As a man, he learned that fear could motivate men to do his work. With whip, club, and spear, he had instilled a greater fear in men than the Originator could with the story of a deluge that few living people claimed to remember. It was with this fear that Nimrod came to power and laid the foundations of his kingdom. The cities of Uruk, Akkad, and Calneh flourished under his rule, finding plentiful food and water on the shores of two mighty rivers. But it was Babylon, nestled between the Tigris and Euphrates, that had become his greatest achievement.
But even glorious Babylon would soon be outdone and the Originator’s annoying voice would be reduced to a faint whisper, fading along with an age of paranoia.
As a direct descendant of his people’s founding father, he had been privy to the secrets of the language supposedly taught to mankind by the Originator himself. Not only could words move the hearts and minds of men through fear, but they could also move mountains. And move mountains they did. For with them, he had constructed a tower unlike anything humanity had ever seen, rising toward the sky, higher than any thought possible. Its ominous presence instilled fear into all who saw it.
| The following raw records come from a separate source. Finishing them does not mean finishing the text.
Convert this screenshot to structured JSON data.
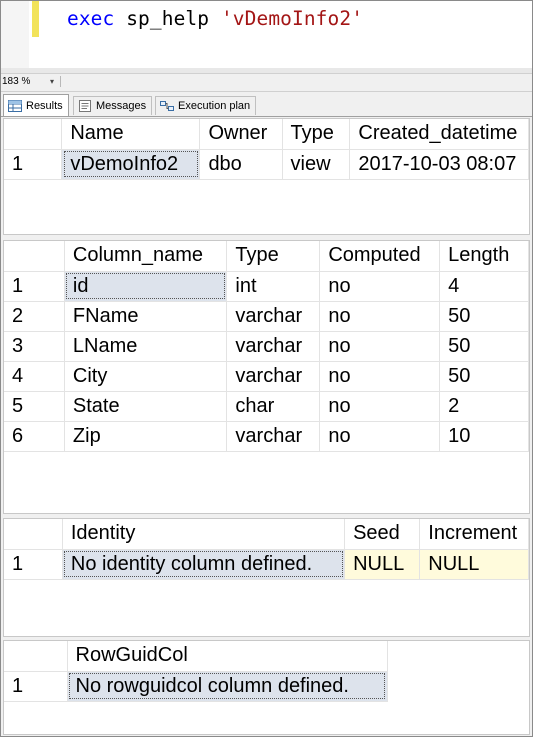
{
  "editor": {
    "keyword": "exec",
    "proc": "sp_help",
    "arg": "'vDemoInfo2'"
  },
  "zoom": {
    "value": "183 %"
  },
  "tabs": [
    {
      "label": "Results",
      "icon": "grid-icon"
    },
    {
      "label": "Messages",
      "icon": "message-icon"
    },
    {
      "label": "Execution plan",
      "icon": "execution-plan-icon"
    }
  ],
  "grid1": {
    "headers": [
      "Name",
      "Owner",
      "Type",
      "Created_datetime"
    ],
    "rows": [
      {
        "n": "1",
        "cells": [
          "vDemoInfo2",
          "dbo",
          "view",
          "2017-10-03 08:07"
        ]
      }
    ]
  },
  "grid2": {
    "headers": [
      "Column_name",
      "Type",
      "Computed",
      "Length"
    ],
    "rows": [
      {
        "n": "1",
        "cells": [
          "id",
          "int",
          "no",
          "4"
        ]
      },
      {
        "n": "2",
        "cells": [
          "FName",
          "varchar",
          "no",
          "50"
        ]
      },
      {
        "n": "3",
        "cells": [
          "LName",
          "varchar",
          "no",
          "50"
        ]
      },
      {
        "n": "4",
        "cells": [
          "City",
          "varchar",
          "no",
          "50"
        ]
      },
      {
        "n": "5",
        "cells": [
          "State",
          "char",
          "no",
          "2"
        ]
      },
      {
        "n": "6",
        "cells": [
          "Zip",
          "varchar",
          "no",
          "10"
        ]
      }
    ]
  },
  "grid3": {
    "headers": [
      "Identity",
      "Seed",
      "Increment"
    ],
    "rows": [
      {
        "n": "1",
        "cells": [
          "No identity column defined.",
          "NULL",
          "NULL"
        ]
      }
    ]
  },
  "grid4": {
    "headers": [
      "RowGuidCol"
    ],
    "rows": [
      {
        "n": "1",
        "cells": [
          "No rowguidcol column defined."
        ]
      }
    ]
  },
  "colors": {
    "keyword": "#0000ff",
    "string": "#a31515",
    "change_bar": "#f2e35a",
    "selected_cell": "#dde3ec",
    "null_cell": "#fffbdc"
  }
}
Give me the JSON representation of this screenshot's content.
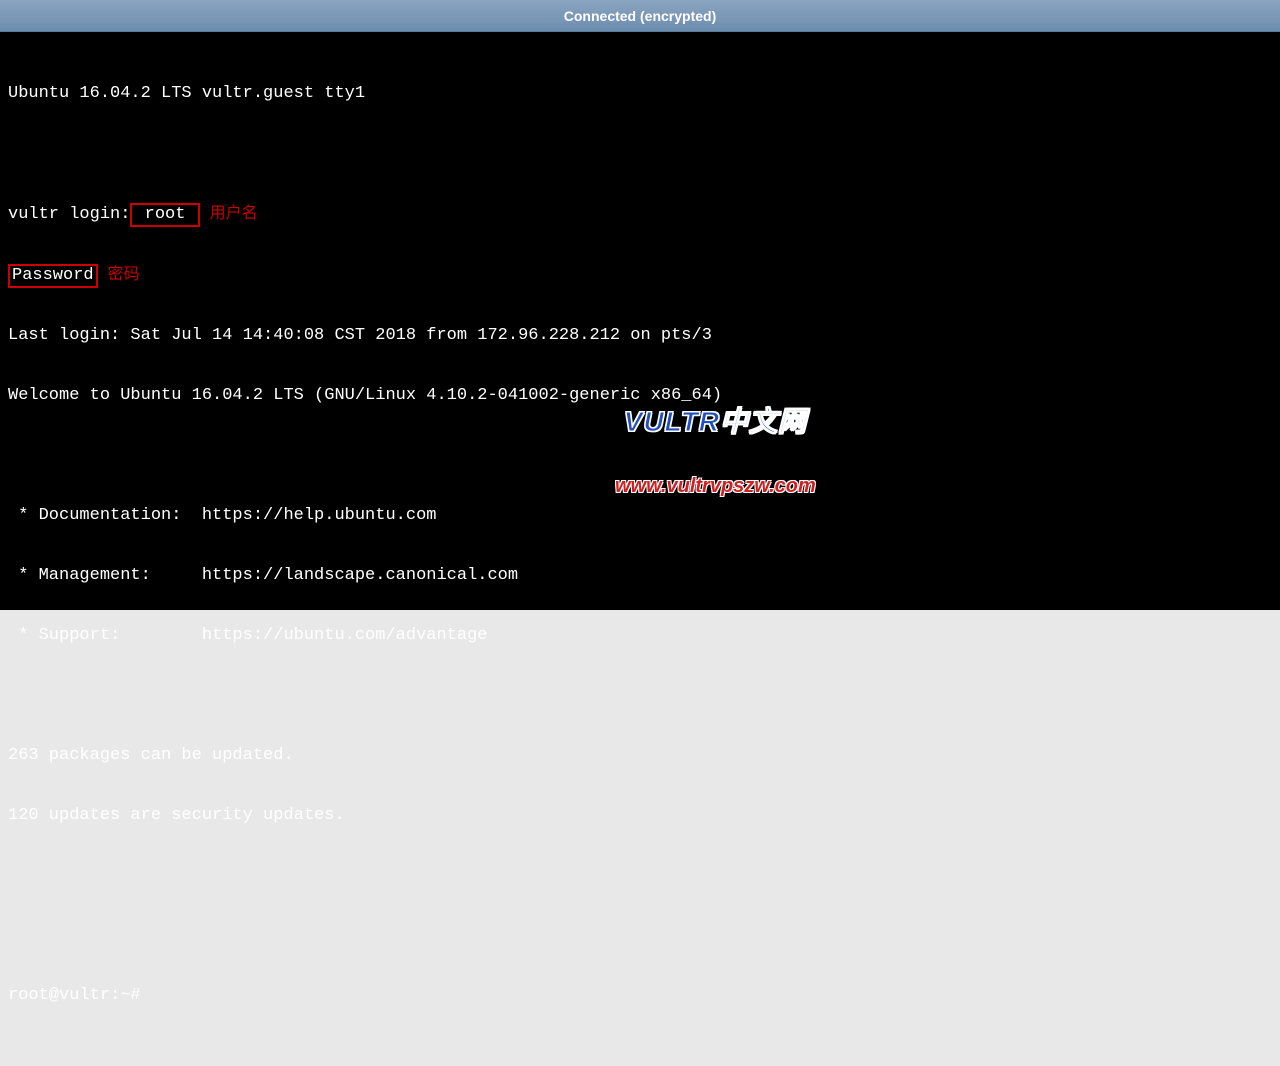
{
  "titlebar": {
    "text": "Connected (encrypted)"
  },
  "terminal": {
    "banner": "Ubuntu 16.04.2 LTS vultr.guest tty1",
    "login_prompt_prefix": "vultr login:",
    "login_user": " root ",
    "login_annotation": "用户名",
    "password_prompt": "Password",
    "password_annotation": "密码",
    "last_login": "Last login: Sat Jul 14 14:40:08 CST 2018 from 172.96.228.212 on pts/3",
    "welcome": "Welcome to Ubuntu 16.04.2 LTS (GNU/Linux 4.10.2-041002-generic x86_64)",
    "docs_line": " * Documentation:  https://help.ubuntu.com",
    "mgmt_line": " * Management:     https://landscape.canonical.com",
    "support_line": " * Support:        https://ubuntu.com/advantage",
    "packages_line": "263 packages can be updated.",
    "security_line": "120 updates are security updates.",
    "prompt": "root@vultr:~#"
  },
  "watermark": {
    "title": "VULTR中文网",
    "url": "www.vultrvpszw.com"
  }
}
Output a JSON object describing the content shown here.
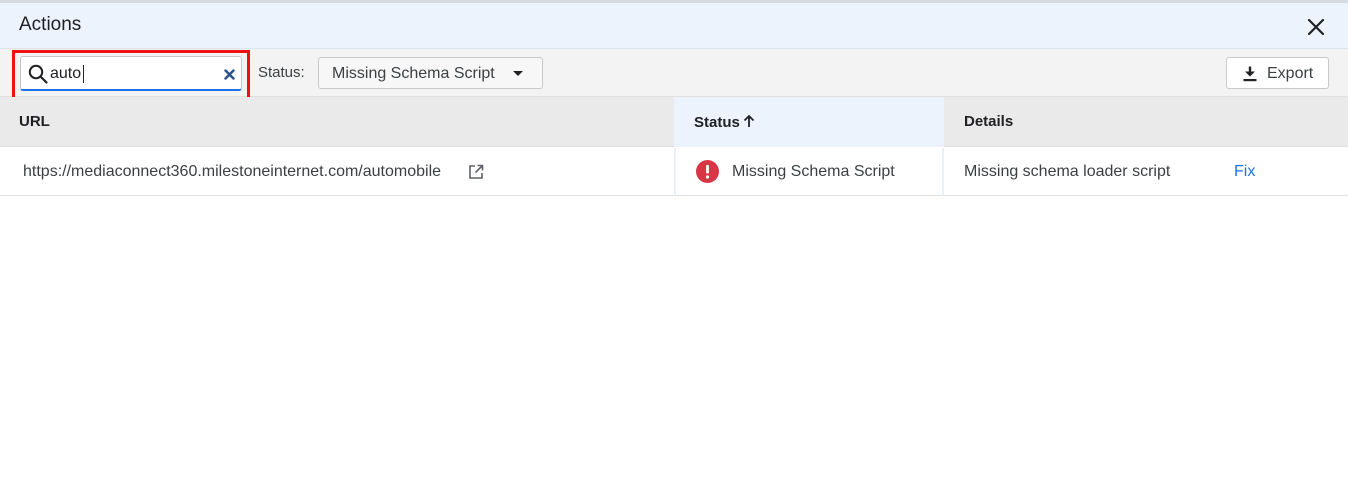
{
  "dialog": {
    "title": "Actions"
  },
  "toolbar": {
    "search": {
      "value": "auto",
      "placeholder": ""
    },
    "status_label": "Status:",
    "status_selected": "Missing Schema Script",
    "export_label": "Export"
  },
  "table": {
    "columns": {
      "url": "URL",
      "status": "Status",
      "details": "Details"
    },
    "sort": {
      "column": "status",
      "direction": "ascending"
    },
    "rows": [
      {
        "url": "https://mediaconnect360.milestoneinternet.com/automobile",
        "status": "Missing Schema Script",
        "details": "Missing schema loader script",
        "action": "Fix"
      }
    ]
  },
  "colors": {
    "header_bg": "#edf3fd",
    "accent": "#1a73e8",
    "error": "#d93645",
    "highlight": "#ee1111"
  },
  "icons": [
    "close-icon",
    "search-icon",
    "clear-icon",
    "chevron-down-icon",
    "download-icon",
    "arrow-up-icon",
    "external-link-icon",
    "error-icon"
  ]
}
Nimrod stroked the long, gnarled hair growing from his chin. It was black with a thin streak of gray. His face, thick and leathery from long days in the sun, was just beginning to show signs of his age. But his body was healthy and fit. Combined with his formidable height and baritone voice, it wasn’t hard for him to subjugate the people.
But even fear, it seemed, had its limits. For on the eve of what was to be the consummation of his greatest achievement, he had learned some distressing news.
Treachery.
It seemed his family shared some of his resistance to the compulsion of fear. But rather than use the fear, his great uncle, Shem, conspired against it.
Against him.
So as he sat alone in the central chamber of his newly constructed ziggurat, he considered the available options. Speaking to his uncle was out of the question. Leniency would reveal weakness, and weakness would give strength to the opposition. But without knowing the true strength of his enemies, or their numbers, he was acting blindly. A dangerous undertaking.
He needed something definitive. Something that would be feared for generations.
That’s when he saw the hands. Strong and unyielding. Impervious to sword or spear, and loyal to him—the creator of gods. The statues surrounding him in the large central chamber stood fifteen feet tall, and featured the heads of wild creatures and the bodies of men—images of the heroes of old. The men of renown. The gods given shape by his hands and life by his words.
As though a block had been removed from a dam, ambition surged into his mind, filling his thoughts with images of a magnificent future. The true capabilities of the power hidden within their language were further reaching than he had ever dreamed.
The Originator, living or not, had abandoned them. And he would be replaced by someone who truly understood how to instill fear and gain loyalty all the while being praised.
He looked at one of the tall statues, whose mighty hands now stretched up to the ceiling but had just months ago laid the very stones of the ziggurat’s foundation. It would begin with them.
The people had grown accustomed to their presence, but still trembled at their passing. Now they would witness their fears made real.
Nimrod stood from his chair, and walked to the nearest statue. He leaned into the marble, looked up at the large blue eyes, and spoke in the language of his forefathers, using the tones and inclinations taught to him alone.